Structured Outputs#

The ability of LLMs to produce structured outputs are important for downstream applications that rely on reliably parsing output values. LlamaIndex itself also relies on structured output in the following ways.

Document retrieval: Many data structures within LlamaIndex rely on LLM calls with a specific schema for Document retrieval. For instance, the tree index expects LLM calls to be in the format “ANSWER: (number)”.
Response synthesis: Users may expect that the final response contains some degree of structure (e.g. a JSON output, a formatted SQL query, etc.)

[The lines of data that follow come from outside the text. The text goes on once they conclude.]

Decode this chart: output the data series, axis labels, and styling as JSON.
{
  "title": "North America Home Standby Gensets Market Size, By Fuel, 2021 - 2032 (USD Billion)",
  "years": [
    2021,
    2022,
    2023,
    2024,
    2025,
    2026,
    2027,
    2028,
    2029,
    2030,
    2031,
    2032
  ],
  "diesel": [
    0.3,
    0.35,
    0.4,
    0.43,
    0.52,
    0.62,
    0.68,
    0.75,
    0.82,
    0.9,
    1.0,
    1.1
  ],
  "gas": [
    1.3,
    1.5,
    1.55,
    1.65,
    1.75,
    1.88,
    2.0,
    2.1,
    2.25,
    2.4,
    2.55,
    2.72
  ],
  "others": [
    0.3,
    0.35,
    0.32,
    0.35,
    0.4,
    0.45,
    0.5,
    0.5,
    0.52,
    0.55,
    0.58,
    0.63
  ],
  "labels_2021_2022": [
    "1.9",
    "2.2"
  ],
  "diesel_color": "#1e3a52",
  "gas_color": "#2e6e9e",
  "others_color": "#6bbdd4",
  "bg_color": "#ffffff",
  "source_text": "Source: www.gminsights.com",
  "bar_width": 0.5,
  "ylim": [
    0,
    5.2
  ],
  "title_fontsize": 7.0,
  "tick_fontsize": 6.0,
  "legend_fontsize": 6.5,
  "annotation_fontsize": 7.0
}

LlamaIndex provides a variety of modules enabling LLMs to produce outputs in a structured format. We provide modules at different levels of abstraction:

Output Parsers: These are modules that operate before and after an LLM text completion endpoint. They are not used with LLM function calling endpoints (since those contain structured outputs out of the box).
Pydantic Programs: These are generic modules that map an input prompt to a structured output, represented by a Pydantic object. They may use function calling APIs or text completion APIs + output parsers. These can also be integrated with query engines.
Pre-defined Pydantic Program: We have pre-defined Pydantic programs that map inputs to specific output types (like dataframes).

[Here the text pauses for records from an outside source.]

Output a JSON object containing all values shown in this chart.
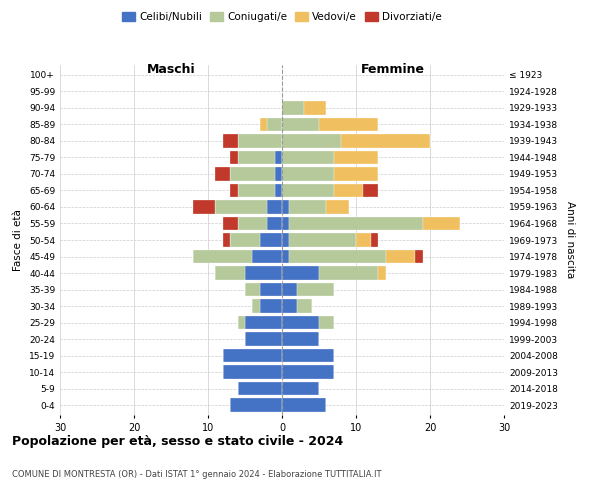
{
  "age_groups": [
    "0-4",
    "5-9",
    "10-14",
    "15-19",
    "20-24",
    "25-29",
    "30-34",
    "35-39",
    "40-44",
    "45-49",
    "50-54",
    "55-59",
    "60-64",
    "65-69",
    "70-74",
    "75-79",
    "80-84",
    "85-89",
    "90-94",
    "95-99",
    "100+"
  ],
  "birth_years": [
    "2019-2023",
    "2014-2018",
    "2009-2013",
    "2004-2008",
    "1999-2003",
    "1994-1998",
    "1989-1993",
    "1984-1988",
    "1979-1983",
    "1974-1978",
    "1969-1973",
    "1964-1968",
    "1959-1963",
    "1954-1958",
    "1949-1953",
    "1944-1948",
    "1939-1943",
    "1934-1938",
    "1929-1933",
    "1924-1928",
    "≤ 1923"
  ],
  "colors": {
    "celibi": "#4472c4",
    "coniugati": "#b5c99a",
    "vedovi": "#f0c060",
    "divorziati": "#c0392b"
  },
  "males": {
    "celibi": [
      7,
      6,
      8,
      8,
      5,
      5,
      3,
      3,
      5,
      4,
      3,
      2,
      2,
      1,
      1,
      1,
      0,
      0,
      0,
      0,
      0
    ],
    "coniugati": [
      0,
      0,
      0,
      0,
      0,
      1,
      1,
      2,
      4,
      8,
      4,
      4,
      7,
      5,
      6,
      5,
      6,
      2,
      0,
      0,
      0
    ],
    "vedovi": [
      0,
      0,
      0,
      0,
      0,
      0,
      0,
      0,
      0,
      0,
      0,
      0,
      0,
      0,
      0,
      0,
      0,
      1,
      0,
      0,
      0
    ],
    "divorziati": [
      0,
      0,
      0,
      0,
      0,
      0,
      0,
      0,
      0,
      0,
      1,
      2,
      3,
      1,
      2,
      1,
      2,
      0,
      0,
      0,
      0
    ]
  },
  "females": {
    "nubili": [
      6,
      5,
      7,
      7,
      5,
      5,
      2,
      2,
      5,
      1,
      1,
      1,
      1,
      0,
      0,
      0,
      0,
      0,
      0,
      0,
      0
    ],
    "coniugate": [
      0,
      0,
      0,
      0,
      0,
      2,
      2,
      5,
      8,
      13,
      9,
      18,
      5,
      7,
      7,
      7,
      8,
      5,
      3,
      0,
      0
    ],
    "vedove": [
      0,
      0,
      0,
      0,
      0,
      0,
      0,
      0,
      1,
      4,
      2,
      5,
      3,
      4,
      6,
      6,
      12,
      8,
      3,
      0,
      0
    ],
    "divorziate": [
      0,
      0,
      0,
      0,
      0,
      0,
      0,
      0,
      0,
      1,
      1,
      0,
      0,
      2,
      0,
      0,
      0,
      0,
      0,
      0,
      0
    ]
  },
  "xlim": 30,
  "title": "Popolazione per età, sesso e stato civile - 2024",
  "subtitle": "COMUNE DI MONTRESTA (OR) - Dati ISTAT 1° gennaio 2024 - Elaborazione TUTTITALIA.IT",
  "ylabel": "Fasce di età",
  "ylabel_right": "Anni di nascita",
  "xlabel_left": "Maschi",
  "xlabel_right": "Femmine"
}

See the sections below for an overview of output parsers and Pydantic programs.

🔬 Anatomy of a Structured Output Function#

Here we describe the different components of an LLM-powered structured output function. The pipeline depends on whether you’re using a generic LLM text completion API or an LLM function calling API.

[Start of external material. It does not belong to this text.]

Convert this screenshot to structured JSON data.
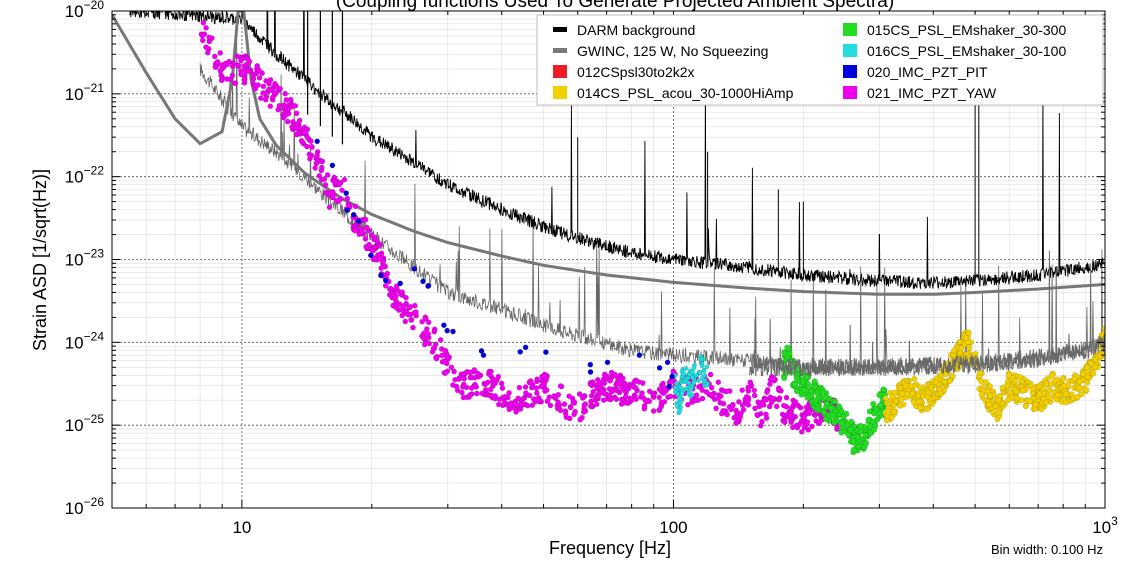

With generic completion APIs, the inputs and outputs are handled by text prompts. The output parser plays a role before and after the LLM call in ensuring structured outputs. Before the LLM call, the output parser can append format instructions to the prompt. After the LLM call, the output parser can parse the output to the specified instructions.

With function calling APIs, the output is inherently in a structured format, and the input can take in the signature of the desired object. The structured output just needs to be cast in the right object format (e.g. Pydantic).